Schilddrüsenfunktion und Schwangerschaft … Bis das Rätsel gelöst ist vergehen vermutlich noch ein paar Jahre. Schwierig ist, dass im Raume steht, dass ein erhöhtes TSH – wie hoch auch immer das sei – ggf. einen negativen Einfluss auf das ungeborene Kind und den Schwangerschaftsverlauf haben könnte. Für die Schwangere selbst scheint das TSH unkritisch zu sein, die Fertilität wird dadurch ebenfalls nicht beeinflusst – das kann man alles als mittlerweile bewiesen ansehen.

Mit der Schwangerschaft und v.a. der Bedeutung für das Ungeborene ist es schwieriger. Um die Bedeutung des TSH dafür oder die Irrelevanz zu beweisen braucht man Daten zum TSH in der Schwangerschaft, Daten über die Schwangerschaft, Daten des geborenen Kindes und v.a. follow-up Daten des Kindes mit validierten und systematischen Untersuchungen in einem höheren Lebensalter.

Für mich ist der aktuelle Stand so, dass eine manifeste Hypothyreose definitiv einen Nachteil für das Kind hat, ein TSH von über 2,5 mIE/l aber unterhalb des oberen Referenzbereiches vermutlich (!) irrelevant ist. Da ich aber „in dubio pro reo“ denke, sage ich mir, dass ich – solange nicht sicher das Gegenteil bewiesen ist – lieber das TSH prüfe und es im Zweifelsfall mit L-Thyroxin auf unter 2,5 mIE/l senke.

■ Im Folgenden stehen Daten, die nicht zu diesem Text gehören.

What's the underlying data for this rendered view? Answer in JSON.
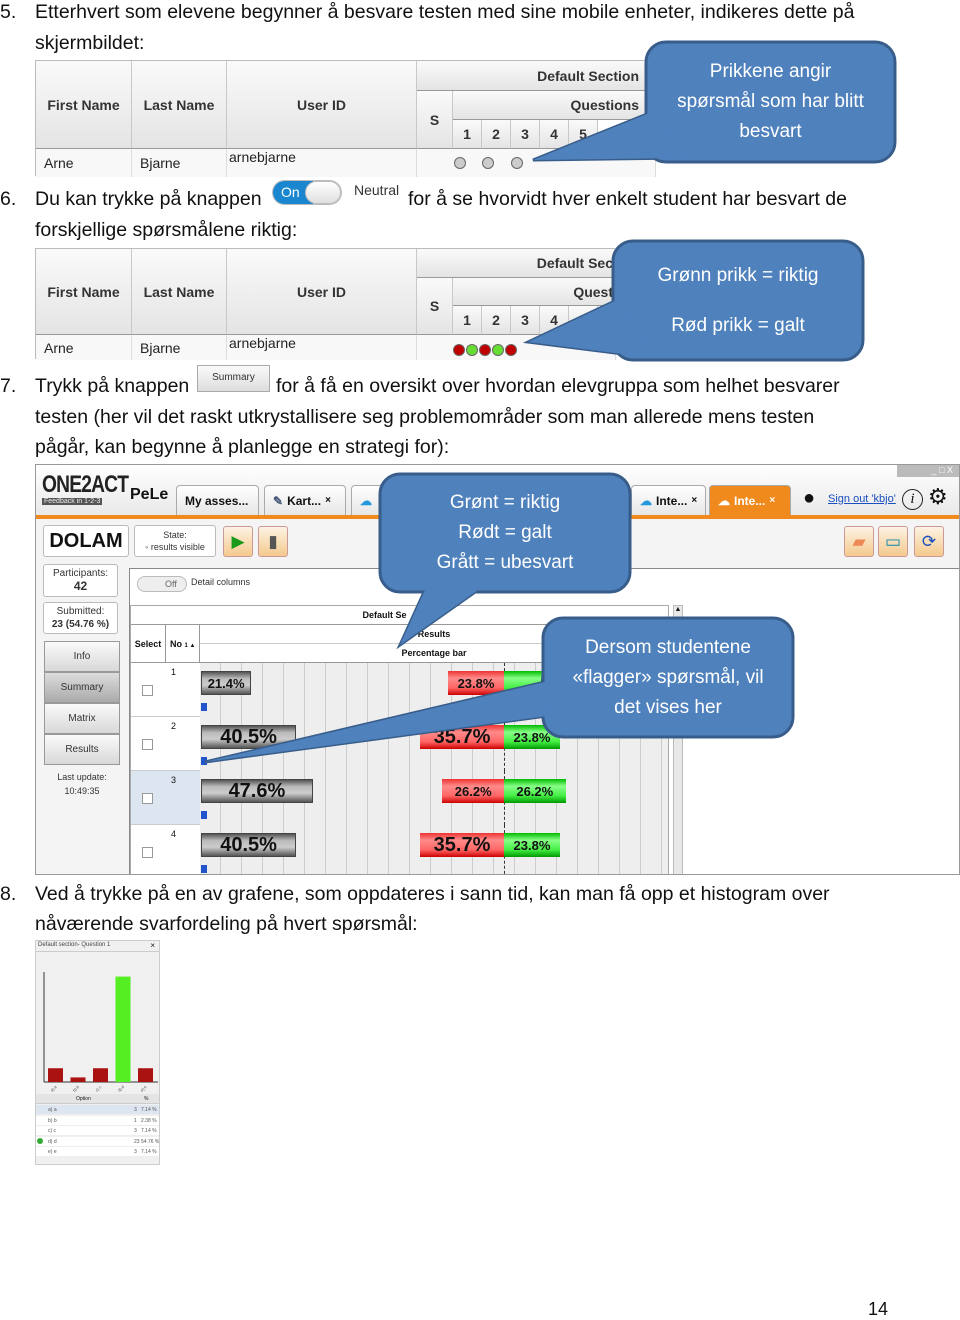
{
  "items": [
    {
      "number": "5.",
      "lines": [
        "Etterhvert som elevene begynner å besvare testen med sine mobile enheter, indikeres dette på",
        "skjermbildet:"
      ]
    },
    {
      "number": "6.",
      "lines": [
        "Du kan trykke på knappen",
        "for å se hvorvidt hver enkelt student har besvart de",
        "forskjellige spørsmålene riktig:"
      ],
      "toggle_on": "On",
      "toggle_neutral": "Neutral"
    },
    {
      "number": "7.",
      "lines": [
        "Trykk på knappen",
        "for å få en oversikt over hvordan elevgruppa som helhet besvarer",
        "testen (her vil det raskt utkrystallisere seg problemområder som man allerede mens testen",
        "pågår, kan begynne å planlegge en strategi for):"
      ],
      "button_label": "Summary"
    },
    {
      "number": "8.",
      "lines": [
        "Ved å trykke på en av grafene, som oppdateres i sann tid, kan man få opp et histogram over",
        "nåværende svarfordeling på hvert spørsmål:"
      ]
    }
  ],
  "student_table": {
    "headers": {
      "first_name": "First Name",
      "last_name": "Last Name",
      "user_id": "User ID",
      "section": "Default Section",
      "section_clipped": "Default Sec",
      "s": "S",
      "questions": "Questions",
      "questions_clipped": "Quest"
    },
    "question_numbers": [
      "1",
      "2",
      "3",
      "4",
      "5"
    ],
    "row": {
      "first_name": "Arne",
      "last_name": "Bjarne",
      "user_id": "arnebjarne"
    },
    "dots_neutral": [
      "answered",
      "answered",
      "answered"
    ],
    "dots_graded": [
      "wrong",
      "right",
      "wrong",
      "right",
      "wrong"
    ]
  },
  "callouts": {
    "c1": [
      "Prikkene angir",
      "spørsmål som har blitt",
      "besvart"
    ],
    "c2": [
      "Grønn prikk = riktig",
      "Rød prikk = galt"
    ],
    "c3": [
      "Grønt = riktig",
      "Rødt = galt",
      "Grått = ubesvart"
    ],
    "c4": [
      "Dersom studentene",
      "«flagger» spørsmål, vil",
      "det vises her"
    ]
  },
  "app": {
    "logo": "ONE2ACT",
    "logo_tagline": "Feedback in 1-2-3",
    "logo_pele": "PeLe",
    "tabs": [
      {
        "label": "My asses..."
      },
      {
        "label": "Kart...",
        "icon": "edit-icon"
      },
      {
        "label": "",
        "icon": "cloud-icon"
      },
      {
        "label": "Inte...",
        "icon": "cloud-icon"
      },
      {
        "label": "Inte...",
        "icon": "cloud-icon",
        "active": true
      }
    ],
    "sign_out": "Sign out 'kbjo'",
    "test_name": "DOLAM",
    "state_label": "State:",
    "state_value": "results visible",
    "participants_label": "Participants:",
    "participants": "42",
    "submitted_label": "Submitted:",
    "submitted": "23 (54.76 %)",
    "nav": [
      "Info",
      "Summary",
      "Matrix",
      "Results"
    ],
    "last_update_label": "Last update:",
    "last_update": "10:49:35",
    "detail_toggle": "Off",
    "detail_columns": "Detail columns",
    "grid": {
      "section": "Default Se",
      "results": "Results",
      "percentage_bar": "Percentage bar",
      "select": "Select",
      "no": "No",
      "sort": "1 ▲",
      "rows": [
        {
          "no": "1",
          "unanswered": "21.4%",
          "wrong": "23.8%",
          "right": "54.8%",
          "u": 21.4,
          "w": 23.8,
          "r": 54.8
        },
        {
          "no": "2",
          "unanswered": "40.5%",
          "wrong": "35.7%",
          "right": "23.8%",
          "u": 40.5,
          "w": 35.7,
          "r": 23.8
        },
        {
          "no": "3",
          "unanswered": "47.6%",
          "wrong": "26.2%",
          "right": "26.2%",
          "u": 47.6,
          "w": 26.2,
          "r": 26.2,
          "selected": true
        },
        {
          "no": "4",
          "unanswered": "40.5%",
          "wrong": "35.7%",
          "right": "23.8%",
          "u": 40.5,
          "w": 35.7,
          "r": 23.8
        }
      ]
    },
    "colors": {
      "accent": "#f08a1c",
      "callout": "#4f81bd",
      "right": "#22cc22",
      "wrong": "#ee3333",
      "unanswered": "#888888"
    }
  },
  "histogram": {
    "title": "Default section- Question 1",
    "close": "×",
    "columns": [
      "Option",
      "%"
    ],
    "rows": [
      {
        "option": "a) a",
        "count": "3",
        "pct": "7.14 %",
        "value": 3
      },
      {
        "option": "b) b",
        "count": "1",
        "pct": "2.38 %",
        "value": 1
      },
      {
        "option": "c) c",
        "count": "3",
        "pct": "7.14 %",
        "value": 3
      },
      {
        "option": "d) d",
        "count": "23",
        "pct": "54.76 %",
        "value": 23,
        "correct": true
      },
      {
        "option": "e) e",
        "count": "3",
        "pct": "7.14 %",
        "value": 3
      }
    ]
  },
  "page_number": "14"
}
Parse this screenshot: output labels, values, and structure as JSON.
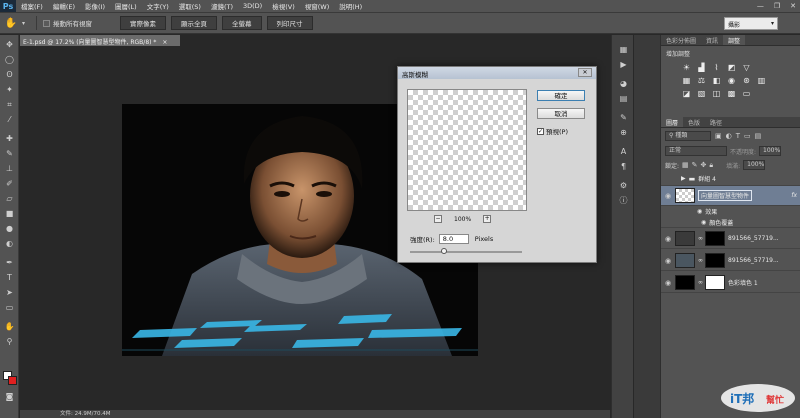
{
  "menubar": {
    "logo": "Ps",
    "items": [
      "檔案(F)",
      "編輯(E)",
      "影像(I)",
      "圖層(L)",
      "文字(Y)",
      "選取(S)",
      "濾鏡(T)",
      "3D(D)",
      "檢視(V)",
      "視窗(W)",
      "說明(H)"
    ],
    "window_controls": [
      "—",
      "❐",
      "✕"
    ]
  },
  "optionsbar": {
    "scroll_all_label": "捲動所有視窗",
    "buttons": [
      "實際像素",
      "顯示全頁",
      "全螢幕",
      "列印尺寸"
    ],
    "workspace": "攝影"
  },
  "document": {
    "tab_title": "E-1.psd @ 17.2% (向量圖智慧型物件, RGB/8) *",
    "status": "文件: 24.9M/70.4M"
  },
  "dialog": {
    "title": "高斯模糊",
    "ok_label": "確定",
    "cancel_label": "取消",
    "preview_label": "預視(P)",
    "zoom_value": "100%",
    "radius_label": "強度(R):",
    "radius_value": "8.0",
    "radius_unit": "Pixels",
    "radius_fraction": 0.3
  },
  "adjustments_panel": {
    "tabs": [
      "色彩分佈圖",
      "資訊",
      "調整"
    ],
    "active_tab": 2,
    "title": "增加調整"
  },
  "layers_panel": {
    "tabs": [
      "圖層",
      "色版",
      "路徑"
    ],
    "filter_label": "種類",
    "blend_mode": "正常",
    "opacity_label": "不透明度:",
    "opacity_value": "100%",
    "lock_label": "鎖定:",
    "fill_label": "填滿:",
    "fill_value": "100%",
    "layers": [
      {
        "name": "群組 4",
        "kind": "group"
      },
      {
        "name": "向量圖智慧型物件",
        "kind": "smart",
        "fx": "fx"
      },
      {
        "name": "效果",
        "kind": "effect"
      },
      {
        "name": "顏色覆蓋",
        "kind": "effect"
      },
      {
        "name": "891566_57719...",
        "kind": "layer"
      },
      {
        "name": "891566_57719...",
        "kind": "layer"
      },
      {
        "name": "色彩填色 1",
        "kind": "fill"
      }
    ]
  },
  "watermark": {
    "text1": "iT邦",
    "text2": "幫忙"
  }
}
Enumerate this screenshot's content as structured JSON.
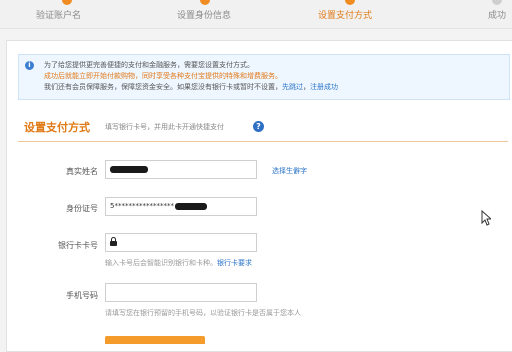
{
  "steps": [
    {
      "label": "验证账户名",
      "state": "done"
    },
    {
      "label": "设置身份信息",
      "state": "done"
    },
    {
      "label": "设置支付方式",
      "state": "active"
    },
    {
      "label": "成功",
      "state": "pending"
    }
  ],
  "notice": {
    "line1": "为了给您提供更完善便捷的支付和金融服务，需要您设置支付方式。",
    "line2": "成功后就能立即开始付款购物，同时享受各种支付宝提供的特殊和增费服务。",
    "line3_prefix": "我们还有会员保障服务，保障您资金安全。如果您没有银行卡或暂时不设置，",
    "skip_link": "先跳过",
    "line3_sep": "，",
    "register_link": "注册成功"
  },
  "section": {
    "title": "设置支付方式",
    "hint": "填写银行卡号，并用此卡开通快捷支付"
  },
  "form": {
    "name_label": "真实姓名",
    "rare_char_link": "选择生僻字",
    "id_label": "身份证号",
    "id_value": "5*****************",
    "card_label": "银行卡卡号",
    "card_hint": "输入卡号后会智能识别银行和卡种。",
    "card_req_link": "银行卡要求",
    "phone_label": "手机号码",
    "phone_hint": "请填写您在银行预留的手机号码，以验证银行卡是否属于您本人"
  }
}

Warum ich heute dazu schreibe? Weil eine weitere Studie online erschienen ist, die sich mit der Schilddrüsenfunktion und ihrer Beduetung für Schwangerschaft und Geburt beschäftigt (Sun Y. Lee et al. Associations between Maternal Thyroid Function in Pregnancy and Obstetric and Perinatal Outcomes. Journal of Clinical Endocrinology & Metabolism, im Druck). Dies ist eine retrospective Datenanalyse von 8.413 Einlingsschwangerschaften. Bei 130 Frauen lag das TSH in der Schwangerschaft bei über 4,0 mIE/l. Dies war assoziiert mit Frühgeburtlichkeit (RR 2,17, 95% KI 1,15 – 4,07) und einem respiratory distress syndrome des Neugeborenen (RR 2,83, 95% KI 1,02 – 7,86). Die Risiken für Aborte (RR 1,62, 0,62 – 3,07), Präeklampsie (RR 1,44, 95% KI 0,70 – 2,98) und niedrigem Geburtsgewicht (RR 2,14, 95% KI 0,78 – 6,07) waren ebenfalls erhöht, der Zusammenhang aber nicht signifikant.

Meine Schlussfolgerung aus den Daten ist, dass ich bei meiner Auffassung bleibe, großzügig L-Thyroxin gebe bei einem TSH über 2,5 mIE/l, wobei in dieser Studie der cut off bei 4,0 mIE/l lag – also noch höher als 2,5 mIE/l. Ich verweise deswegen darauf, weil es immer noch die Meinung gibt, man müsse noch strenge mit dem TSH umgehen. Das stützt keine einzige Studie mehr heutzutage. Tatsächlich aber, das müssen wir auch berücksichtigen, stützen die Daten nicht die Auffassung, dass ein Absenken des TSH die Risiken mindert – das müssten weitere Studien zeigen. Belegt ist hier nur die Assoziation.